The Treasury will soon set out more details on tech visas and launch a £7bn fund for apprenticeships, with much of that set to benefit UK fintechs.
Speaking at Fintech Week, John Glen MP, economic secretary to the Treasury, said that the government is engaging with industry as it designs the scale-up visas, first announced in the Budget, and will hopefully set out details on these by July.
Glen said Chancellor Rishi Sunak’s £7bn apprenticeships fund, also announced in the Budget last month, will launch in July.
He said this will look at a more portable approach to apprenticeships which he believes will have a direct application to fintechs.
“The scale-up visas suggested in the Ron Kalifa Review is something we’re taking forward,” he said.
“I meet with chief executives of fintech companies frequently and have met almost 60 now and from those conversations I get that challenge.
“I think 42 per cent of workers in fintechs are from overseas and 49 per cent are one of the founders and that demonstrates the international connectivity that underpins this industry and will continue to do so.
“Another thing that is important is the approach to apprenticeships. In the skills chapter of the review there is an aspiration to look more flexibly at how apprenticeships and the number of fintech apprenticeships can grow.
“We need to recognise the way people are rewarded are often stakes in rapidly growing business and need to find the right flexibilities to incentive people and provide discernible mentoring and skills investment so people can be ensured they are gaining something worthwhile and portable in the early stages of their career.”
Glen also said that it’s important to facilitate better stronger relationships where talent can move around different hubs around London.
He said that regulatory cooperation between countries is important and the government is working at the export academy to provide practical one-to-one support for fintechs and help them with their overseas markets.

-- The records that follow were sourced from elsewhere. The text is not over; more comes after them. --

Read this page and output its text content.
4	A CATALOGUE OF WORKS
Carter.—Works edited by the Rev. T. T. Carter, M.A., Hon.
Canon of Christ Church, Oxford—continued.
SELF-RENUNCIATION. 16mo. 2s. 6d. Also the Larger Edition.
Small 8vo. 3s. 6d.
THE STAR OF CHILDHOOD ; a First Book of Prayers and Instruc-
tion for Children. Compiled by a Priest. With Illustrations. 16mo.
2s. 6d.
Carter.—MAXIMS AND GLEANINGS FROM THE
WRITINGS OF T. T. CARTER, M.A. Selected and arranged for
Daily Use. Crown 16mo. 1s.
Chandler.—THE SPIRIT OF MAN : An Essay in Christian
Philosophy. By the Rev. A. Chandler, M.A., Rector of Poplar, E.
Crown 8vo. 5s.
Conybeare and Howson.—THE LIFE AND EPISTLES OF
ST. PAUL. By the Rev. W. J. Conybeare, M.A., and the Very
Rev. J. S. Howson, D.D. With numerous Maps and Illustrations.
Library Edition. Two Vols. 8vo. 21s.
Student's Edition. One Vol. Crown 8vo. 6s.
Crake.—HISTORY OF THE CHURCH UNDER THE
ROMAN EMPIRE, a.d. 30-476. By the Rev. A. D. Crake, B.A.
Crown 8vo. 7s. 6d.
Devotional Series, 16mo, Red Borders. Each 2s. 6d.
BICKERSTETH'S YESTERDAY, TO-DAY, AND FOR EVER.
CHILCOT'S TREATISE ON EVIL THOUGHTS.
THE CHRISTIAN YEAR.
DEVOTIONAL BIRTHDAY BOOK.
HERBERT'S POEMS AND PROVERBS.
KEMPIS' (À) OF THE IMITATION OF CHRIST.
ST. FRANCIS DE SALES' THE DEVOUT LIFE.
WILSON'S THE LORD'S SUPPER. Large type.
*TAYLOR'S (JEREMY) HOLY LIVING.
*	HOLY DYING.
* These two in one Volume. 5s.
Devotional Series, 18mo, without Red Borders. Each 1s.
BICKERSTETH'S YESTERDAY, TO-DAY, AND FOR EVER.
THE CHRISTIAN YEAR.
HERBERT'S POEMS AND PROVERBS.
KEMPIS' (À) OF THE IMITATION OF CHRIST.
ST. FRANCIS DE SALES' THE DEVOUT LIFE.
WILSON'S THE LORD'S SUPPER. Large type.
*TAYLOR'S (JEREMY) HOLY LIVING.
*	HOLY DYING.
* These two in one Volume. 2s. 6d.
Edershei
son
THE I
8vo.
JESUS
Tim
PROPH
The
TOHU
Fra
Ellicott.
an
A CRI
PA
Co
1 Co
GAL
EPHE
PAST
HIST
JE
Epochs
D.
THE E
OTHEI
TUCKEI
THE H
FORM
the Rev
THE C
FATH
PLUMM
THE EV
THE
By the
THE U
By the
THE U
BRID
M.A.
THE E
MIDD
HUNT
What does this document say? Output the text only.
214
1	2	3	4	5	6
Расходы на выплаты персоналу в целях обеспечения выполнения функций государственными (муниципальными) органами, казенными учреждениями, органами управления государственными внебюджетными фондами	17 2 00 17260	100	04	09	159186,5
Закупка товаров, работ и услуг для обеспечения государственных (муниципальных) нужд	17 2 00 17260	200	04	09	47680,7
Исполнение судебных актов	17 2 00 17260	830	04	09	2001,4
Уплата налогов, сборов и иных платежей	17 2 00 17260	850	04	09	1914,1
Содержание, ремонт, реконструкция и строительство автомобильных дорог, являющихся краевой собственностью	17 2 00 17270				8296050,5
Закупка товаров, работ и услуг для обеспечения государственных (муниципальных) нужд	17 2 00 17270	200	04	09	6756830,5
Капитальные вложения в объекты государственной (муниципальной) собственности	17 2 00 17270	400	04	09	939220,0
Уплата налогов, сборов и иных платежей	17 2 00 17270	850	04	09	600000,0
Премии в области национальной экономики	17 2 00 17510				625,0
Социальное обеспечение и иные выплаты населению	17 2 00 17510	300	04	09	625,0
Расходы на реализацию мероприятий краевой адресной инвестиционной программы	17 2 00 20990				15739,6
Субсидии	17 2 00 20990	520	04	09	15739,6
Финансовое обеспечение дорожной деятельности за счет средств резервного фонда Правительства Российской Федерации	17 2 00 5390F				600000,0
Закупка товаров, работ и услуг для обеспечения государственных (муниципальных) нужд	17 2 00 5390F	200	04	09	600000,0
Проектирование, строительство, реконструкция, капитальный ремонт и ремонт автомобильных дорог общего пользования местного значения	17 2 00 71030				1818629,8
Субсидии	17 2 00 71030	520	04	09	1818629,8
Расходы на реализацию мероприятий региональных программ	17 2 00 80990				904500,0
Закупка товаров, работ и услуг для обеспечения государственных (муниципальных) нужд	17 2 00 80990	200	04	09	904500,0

Glen said he hopes through the Kalifa Review into fintech, the Lord Hill review of the UK Listings Regimes, the Treasury working together with urgent timing and conversations with the Financial Conduct Authority, the UK we can open up new pathways for investment.
“We have 600 propositions across the UK in the fintech world, not all will be unicorns, but I don’t want access to finance to be an impediment to that,” he said.
“We do have more unicorns than anywhere other than the US and China and I want us to be chasing them and maximising their potential. That’s the context of the work that will now go on as we try and recognise the ambitions that exist in the sector.”